Local News

Do Cameras Pose Privacy Risk?

Posted May 24, 2001

— There is a good chance that someone took your picture today and you did not even know. It seems that the more technology advances, the more opportunities there are for people to watch you. Who is watching, and how far should they be able to go?

No one helps people watch other people quite like Kriss Demendoza who runs "The Spy Shoppe" in Fayetteville. The merchandise found at his store is fascinating and downright sneaky.

"The security in your house or in your business is guaranteed. The only way to do it is not to let the people know where the cameras are," says Demendoza. "And you can [hide them] almost anywhere."

Demendoza even carries the world's smallest camera.

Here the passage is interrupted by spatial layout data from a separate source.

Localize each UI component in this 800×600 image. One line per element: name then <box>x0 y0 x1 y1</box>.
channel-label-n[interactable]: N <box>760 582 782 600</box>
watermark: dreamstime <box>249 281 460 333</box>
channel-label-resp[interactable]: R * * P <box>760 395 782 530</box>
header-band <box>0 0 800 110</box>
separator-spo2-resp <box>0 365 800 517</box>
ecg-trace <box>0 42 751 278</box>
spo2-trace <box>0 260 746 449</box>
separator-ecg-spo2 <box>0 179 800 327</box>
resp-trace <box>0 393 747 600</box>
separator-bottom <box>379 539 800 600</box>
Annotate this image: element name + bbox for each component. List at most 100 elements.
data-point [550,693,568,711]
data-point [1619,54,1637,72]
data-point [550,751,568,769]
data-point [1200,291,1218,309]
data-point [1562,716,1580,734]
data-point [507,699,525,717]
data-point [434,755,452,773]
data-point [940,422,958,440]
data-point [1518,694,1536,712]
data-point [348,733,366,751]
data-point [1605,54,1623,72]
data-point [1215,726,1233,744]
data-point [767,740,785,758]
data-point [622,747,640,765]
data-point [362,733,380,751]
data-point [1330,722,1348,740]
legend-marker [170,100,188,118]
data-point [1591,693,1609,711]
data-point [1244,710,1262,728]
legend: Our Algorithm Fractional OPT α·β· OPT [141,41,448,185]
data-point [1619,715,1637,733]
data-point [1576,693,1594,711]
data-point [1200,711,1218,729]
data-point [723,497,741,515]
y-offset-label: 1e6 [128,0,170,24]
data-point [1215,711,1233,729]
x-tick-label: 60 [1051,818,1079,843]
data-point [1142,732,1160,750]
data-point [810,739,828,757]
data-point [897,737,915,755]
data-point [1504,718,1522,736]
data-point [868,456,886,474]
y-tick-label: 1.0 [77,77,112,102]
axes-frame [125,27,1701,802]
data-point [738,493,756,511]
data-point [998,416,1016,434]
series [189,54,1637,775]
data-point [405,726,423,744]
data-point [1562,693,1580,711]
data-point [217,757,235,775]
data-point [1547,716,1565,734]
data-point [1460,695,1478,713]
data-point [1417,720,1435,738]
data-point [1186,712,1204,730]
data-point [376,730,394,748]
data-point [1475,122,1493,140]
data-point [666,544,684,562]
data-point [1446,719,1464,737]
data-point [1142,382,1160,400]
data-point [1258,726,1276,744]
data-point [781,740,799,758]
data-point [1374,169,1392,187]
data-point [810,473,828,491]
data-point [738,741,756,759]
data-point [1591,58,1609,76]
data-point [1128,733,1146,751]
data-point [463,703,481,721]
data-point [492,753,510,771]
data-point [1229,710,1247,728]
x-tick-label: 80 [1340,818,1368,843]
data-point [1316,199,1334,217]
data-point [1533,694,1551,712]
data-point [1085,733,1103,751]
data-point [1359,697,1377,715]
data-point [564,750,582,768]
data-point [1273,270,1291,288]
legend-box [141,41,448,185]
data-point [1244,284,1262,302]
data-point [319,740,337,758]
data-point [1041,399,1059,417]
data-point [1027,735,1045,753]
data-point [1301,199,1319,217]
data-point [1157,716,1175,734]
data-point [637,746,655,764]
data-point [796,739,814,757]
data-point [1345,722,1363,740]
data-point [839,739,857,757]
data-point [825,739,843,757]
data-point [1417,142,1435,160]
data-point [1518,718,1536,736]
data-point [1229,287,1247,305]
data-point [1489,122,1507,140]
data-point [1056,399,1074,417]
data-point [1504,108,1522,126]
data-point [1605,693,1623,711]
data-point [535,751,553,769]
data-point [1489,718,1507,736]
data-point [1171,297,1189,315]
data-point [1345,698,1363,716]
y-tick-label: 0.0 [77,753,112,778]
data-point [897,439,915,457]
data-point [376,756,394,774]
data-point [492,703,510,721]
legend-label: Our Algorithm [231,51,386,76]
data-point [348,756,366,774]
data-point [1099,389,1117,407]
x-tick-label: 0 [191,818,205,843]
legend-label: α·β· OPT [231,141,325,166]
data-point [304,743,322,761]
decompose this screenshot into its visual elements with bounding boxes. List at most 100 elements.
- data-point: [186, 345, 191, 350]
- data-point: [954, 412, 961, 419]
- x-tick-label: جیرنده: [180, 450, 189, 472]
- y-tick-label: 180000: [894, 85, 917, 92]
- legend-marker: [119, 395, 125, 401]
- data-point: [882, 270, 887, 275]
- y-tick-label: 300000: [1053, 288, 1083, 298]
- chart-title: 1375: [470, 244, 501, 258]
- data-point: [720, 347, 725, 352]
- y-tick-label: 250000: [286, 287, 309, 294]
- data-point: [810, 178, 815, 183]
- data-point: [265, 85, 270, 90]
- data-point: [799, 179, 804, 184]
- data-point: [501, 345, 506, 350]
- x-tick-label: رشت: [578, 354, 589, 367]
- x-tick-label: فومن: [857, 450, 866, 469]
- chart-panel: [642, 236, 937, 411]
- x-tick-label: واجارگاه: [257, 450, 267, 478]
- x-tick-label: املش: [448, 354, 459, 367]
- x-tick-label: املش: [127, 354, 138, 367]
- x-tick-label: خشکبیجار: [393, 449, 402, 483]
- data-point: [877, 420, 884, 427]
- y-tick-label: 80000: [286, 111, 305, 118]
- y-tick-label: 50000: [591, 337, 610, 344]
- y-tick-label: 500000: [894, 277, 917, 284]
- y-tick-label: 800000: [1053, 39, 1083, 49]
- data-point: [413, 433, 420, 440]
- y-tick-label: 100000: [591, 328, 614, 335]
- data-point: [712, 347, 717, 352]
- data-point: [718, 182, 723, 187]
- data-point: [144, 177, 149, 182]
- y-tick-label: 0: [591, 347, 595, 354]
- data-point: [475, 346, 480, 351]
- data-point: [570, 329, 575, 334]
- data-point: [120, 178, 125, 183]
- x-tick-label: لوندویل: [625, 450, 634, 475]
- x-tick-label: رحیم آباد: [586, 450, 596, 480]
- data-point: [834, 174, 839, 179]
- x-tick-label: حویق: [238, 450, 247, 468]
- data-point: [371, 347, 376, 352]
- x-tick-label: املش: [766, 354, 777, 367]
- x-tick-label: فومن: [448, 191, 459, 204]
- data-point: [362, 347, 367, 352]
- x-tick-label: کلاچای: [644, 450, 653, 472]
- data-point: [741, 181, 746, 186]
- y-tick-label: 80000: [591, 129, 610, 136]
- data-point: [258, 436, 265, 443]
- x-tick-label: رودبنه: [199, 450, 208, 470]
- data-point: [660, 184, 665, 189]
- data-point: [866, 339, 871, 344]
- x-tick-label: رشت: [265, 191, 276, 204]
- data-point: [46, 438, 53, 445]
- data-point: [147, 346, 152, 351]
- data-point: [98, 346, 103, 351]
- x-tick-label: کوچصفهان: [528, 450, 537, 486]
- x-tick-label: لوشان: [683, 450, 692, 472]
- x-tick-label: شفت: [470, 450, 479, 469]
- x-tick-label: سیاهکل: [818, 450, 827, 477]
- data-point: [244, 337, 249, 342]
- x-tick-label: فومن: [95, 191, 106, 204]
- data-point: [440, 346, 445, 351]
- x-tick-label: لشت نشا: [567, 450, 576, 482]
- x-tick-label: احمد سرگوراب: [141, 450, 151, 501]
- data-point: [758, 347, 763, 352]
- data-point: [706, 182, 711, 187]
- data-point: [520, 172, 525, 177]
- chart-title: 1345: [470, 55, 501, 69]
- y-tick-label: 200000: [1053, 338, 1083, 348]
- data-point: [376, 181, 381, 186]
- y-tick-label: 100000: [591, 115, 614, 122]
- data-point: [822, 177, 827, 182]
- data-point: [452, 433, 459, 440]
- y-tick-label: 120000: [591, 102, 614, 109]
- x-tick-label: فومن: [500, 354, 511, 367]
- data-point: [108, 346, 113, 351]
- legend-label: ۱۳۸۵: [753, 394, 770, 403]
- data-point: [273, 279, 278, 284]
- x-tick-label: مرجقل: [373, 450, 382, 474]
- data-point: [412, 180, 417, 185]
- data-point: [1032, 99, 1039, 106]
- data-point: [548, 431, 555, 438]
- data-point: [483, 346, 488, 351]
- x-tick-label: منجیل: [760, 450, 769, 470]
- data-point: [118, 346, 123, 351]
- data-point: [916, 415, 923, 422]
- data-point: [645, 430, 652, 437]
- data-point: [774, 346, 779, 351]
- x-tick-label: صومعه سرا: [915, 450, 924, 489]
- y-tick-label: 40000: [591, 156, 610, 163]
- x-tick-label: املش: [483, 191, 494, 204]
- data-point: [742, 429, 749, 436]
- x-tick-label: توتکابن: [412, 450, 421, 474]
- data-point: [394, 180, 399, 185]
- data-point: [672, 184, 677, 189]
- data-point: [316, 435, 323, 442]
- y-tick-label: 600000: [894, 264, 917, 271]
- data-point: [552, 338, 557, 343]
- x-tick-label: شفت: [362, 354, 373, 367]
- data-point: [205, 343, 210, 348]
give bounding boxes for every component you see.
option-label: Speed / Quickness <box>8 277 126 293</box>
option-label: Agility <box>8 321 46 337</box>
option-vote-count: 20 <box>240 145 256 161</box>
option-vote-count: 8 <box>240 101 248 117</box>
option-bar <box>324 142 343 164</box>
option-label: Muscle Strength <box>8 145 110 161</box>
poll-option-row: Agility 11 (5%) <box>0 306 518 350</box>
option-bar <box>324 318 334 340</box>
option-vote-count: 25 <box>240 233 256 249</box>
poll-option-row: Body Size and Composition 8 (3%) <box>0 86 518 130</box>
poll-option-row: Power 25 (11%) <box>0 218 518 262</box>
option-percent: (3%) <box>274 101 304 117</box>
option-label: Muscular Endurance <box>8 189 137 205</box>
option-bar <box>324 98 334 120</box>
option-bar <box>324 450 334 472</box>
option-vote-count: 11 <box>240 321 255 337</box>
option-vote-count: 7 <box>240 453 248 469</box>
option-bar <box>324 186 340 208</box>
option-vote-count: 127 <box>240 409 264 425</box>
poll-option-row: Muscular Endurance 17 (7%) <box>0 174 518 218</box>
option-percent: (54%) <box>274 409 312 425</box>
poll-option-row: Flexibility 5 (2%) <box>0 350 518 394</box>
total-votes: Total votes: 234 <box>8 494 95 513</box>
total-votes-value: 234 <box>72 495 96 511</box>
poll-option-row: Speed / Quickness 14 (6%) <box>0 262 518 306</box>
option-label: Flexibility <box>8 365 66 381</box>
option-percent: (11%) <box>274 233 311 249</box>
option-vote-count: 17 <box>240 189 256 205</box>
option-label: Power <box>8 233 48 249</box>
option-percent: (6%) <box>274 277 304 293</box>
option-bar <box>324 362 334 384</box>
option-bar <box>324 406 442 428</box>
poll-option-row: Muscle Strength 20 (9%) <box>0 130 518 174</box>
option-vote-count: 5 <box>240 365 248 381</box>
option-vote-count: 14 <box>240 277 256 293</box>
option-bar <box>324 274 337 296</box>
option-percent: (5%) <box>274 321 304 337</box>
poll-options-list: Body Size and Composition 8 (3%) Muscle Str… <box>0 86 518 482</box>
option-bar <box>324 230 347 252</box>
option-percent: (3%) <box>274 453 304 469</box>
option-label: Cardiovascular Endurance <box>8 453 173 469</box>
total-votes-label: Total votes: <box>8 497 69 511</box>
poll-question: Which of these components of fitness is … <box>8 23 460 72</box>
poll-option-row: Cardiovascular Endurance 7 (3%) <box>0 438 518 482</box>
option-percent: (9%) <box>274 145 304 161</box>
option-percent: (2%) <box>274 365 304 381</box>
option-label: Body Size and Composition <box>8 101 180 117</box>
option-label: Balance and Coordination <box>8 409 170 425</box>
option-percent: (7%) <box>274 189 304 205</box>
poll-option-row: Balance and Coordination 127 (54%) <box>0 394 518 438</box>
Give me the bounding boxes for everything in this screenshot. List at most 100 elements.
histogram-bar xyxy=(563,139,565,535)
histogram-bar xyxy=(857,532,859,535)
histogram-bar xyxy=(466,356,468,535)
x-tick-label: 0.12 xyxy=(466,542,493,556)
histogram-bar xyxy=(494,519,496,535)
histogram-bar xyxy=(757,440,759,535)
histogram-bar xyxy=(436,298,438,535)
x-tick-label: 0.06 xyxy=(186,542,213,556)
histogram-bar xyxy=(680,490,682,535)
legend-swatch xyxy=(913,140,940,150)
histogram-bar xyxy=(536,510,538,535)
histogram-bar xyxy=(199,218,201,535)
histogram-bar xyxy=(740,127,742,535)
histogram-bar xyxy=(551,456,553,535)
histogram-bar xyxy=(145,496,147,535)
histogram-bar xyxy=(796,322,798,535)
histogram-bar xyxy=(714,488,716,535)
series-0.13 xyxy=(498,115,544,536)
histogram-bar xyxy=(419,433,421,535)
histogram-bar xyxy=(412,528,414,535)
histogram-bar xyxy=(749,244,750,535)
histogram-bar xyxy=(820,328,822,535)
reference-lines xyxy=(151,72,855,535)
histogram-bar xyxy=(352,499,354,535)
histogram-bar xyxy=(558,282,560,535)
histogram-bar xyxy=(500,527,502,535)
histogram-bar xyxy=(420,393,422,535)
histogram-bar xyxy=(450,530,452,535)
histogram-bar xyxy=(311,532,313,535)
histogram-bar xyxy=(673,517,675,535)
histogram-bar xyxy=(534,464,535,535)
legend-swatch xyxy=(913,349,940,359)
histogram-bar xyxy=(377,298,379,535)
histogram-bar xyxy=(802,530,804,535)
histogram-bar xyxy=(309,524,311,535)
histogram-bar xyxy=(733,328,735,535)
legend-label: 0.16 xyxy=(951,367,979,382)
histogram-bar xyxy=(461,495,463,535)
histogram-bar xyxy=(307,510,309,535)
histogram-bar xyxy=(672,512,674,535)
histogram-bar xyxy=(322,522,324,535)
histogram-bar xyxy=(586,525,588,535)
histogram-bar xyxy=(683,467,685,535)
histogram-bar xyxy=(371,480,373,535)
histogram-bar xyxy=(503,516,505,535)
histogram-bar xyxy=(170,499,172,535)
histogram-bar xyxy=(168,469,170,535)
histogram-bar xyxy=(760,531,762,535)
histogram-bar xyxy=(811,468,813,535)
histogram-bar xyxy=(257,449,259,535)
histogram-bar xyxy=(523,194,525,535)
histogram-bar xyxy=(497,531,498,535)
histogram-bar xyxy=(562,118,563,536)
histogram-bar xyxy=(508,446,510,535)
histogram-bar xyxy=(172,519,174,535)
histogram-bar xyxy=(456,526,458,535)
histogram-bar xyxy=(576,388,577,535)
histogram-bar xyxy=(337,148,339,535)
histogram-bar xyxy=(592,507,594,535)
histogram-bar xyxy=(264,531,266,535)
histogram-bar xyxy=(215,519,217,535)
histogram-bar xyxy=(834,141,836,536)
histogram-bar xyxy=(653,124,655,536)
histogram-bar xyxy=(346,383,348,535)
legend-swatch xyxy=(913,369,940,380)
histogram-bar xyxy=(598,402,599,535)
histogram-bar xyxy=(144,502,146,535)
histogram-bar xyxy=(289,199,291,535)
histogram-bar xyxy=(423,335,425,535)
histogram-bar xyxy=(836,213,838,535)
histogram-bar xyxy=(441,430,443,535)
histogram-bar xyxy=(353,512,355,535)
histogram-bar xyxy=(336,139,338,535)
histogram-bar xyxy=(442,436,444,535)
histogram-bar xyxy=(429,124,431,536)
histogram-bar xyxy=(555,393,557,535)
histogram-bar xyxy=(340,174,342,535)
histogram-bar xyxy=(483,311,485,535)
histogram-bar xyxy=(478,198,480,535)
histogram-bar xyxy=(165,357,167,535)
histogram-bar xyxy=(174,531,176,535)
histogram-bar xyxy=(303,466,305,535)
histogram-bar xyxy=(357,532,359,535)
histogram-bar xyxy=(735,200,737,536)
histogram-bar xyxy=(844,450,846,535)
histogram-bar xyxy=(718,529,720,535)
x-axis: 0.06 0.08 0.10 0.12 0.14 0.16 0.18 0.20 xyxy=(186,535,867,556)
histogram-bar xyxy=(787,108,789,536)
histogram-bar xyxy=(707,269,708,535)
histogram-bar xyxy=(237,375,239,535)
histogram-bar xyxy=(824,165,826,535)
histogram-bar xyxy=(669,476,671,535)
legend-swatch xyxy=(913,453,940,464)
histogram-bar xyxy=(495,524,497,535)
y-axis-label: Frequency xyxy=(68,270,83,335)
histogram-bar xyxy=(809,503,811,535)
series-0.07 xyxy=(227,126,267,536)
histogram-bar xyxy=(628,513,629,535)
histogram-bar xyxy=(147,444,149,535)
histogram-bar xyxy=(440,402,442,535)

Pay $500, snap on a nine volt battery, and you get a tiny color camera. The "get you" possibilities are endless. You can hide the camera in a pack of cigarettes, even in a birdhouse. Hook up a receiver to your TV, and you can watch. No one will know you are watching. But is this going too far?

"An automobile in the hands of a drunken person becomes a weapon," says Demendoza. "Is something wrong with the car? No, absolutely not. Something is wrong with the person! You follow the law, you get the law explained to you, you do it for your protection. You are entitled to your safety and security."

Then there is something most people have never seen before, because, you cannot really see it. What looks like an Ansel Adams print is really the front for a hidden camera.

"The irony of ironies, says Demendoza. "This is the famous photographer, whose picture is taking a picture of us. So Adams' picture is taking our picture. I mean how cool can that be?"

To some people it is not so cool.

Deborah Ross, executive director of the American Civil Liberties Union in North Carolina, says technology is robbing us of our right to privacy.

"I think that people are feeling as though their privacy is being compromised and infringed. There's no question about that," Ross says.

It seems that everywhere you look, cameras are looking back.

In the Triangle,Department of Transportationcameras line the highways. In Fayetteville, red light cameras monitor intersections. In downtown Raleigh, cameras are up high and down low. Crabtree Valley Mall shoppers, are being watched, too.

On the Internet, cameras take you from live views of worshipers at the Wailing Wall in Jerusalem to a bird's eye view of a prison in Phoenix.

"It's terrifying," says Ross. "So the real question is will our lawmakers come up with ways to protect our privacy as technology advances?"

As society continues to wrestle with the balance between visual technology and personal privacy one thing is certain: Big Brother is watching.

TheN.C. General Assemblyis considering several laws that would protect personal information on the Internet. There are no new measures under consideration that would limit the use of cameras in public or on a Web site.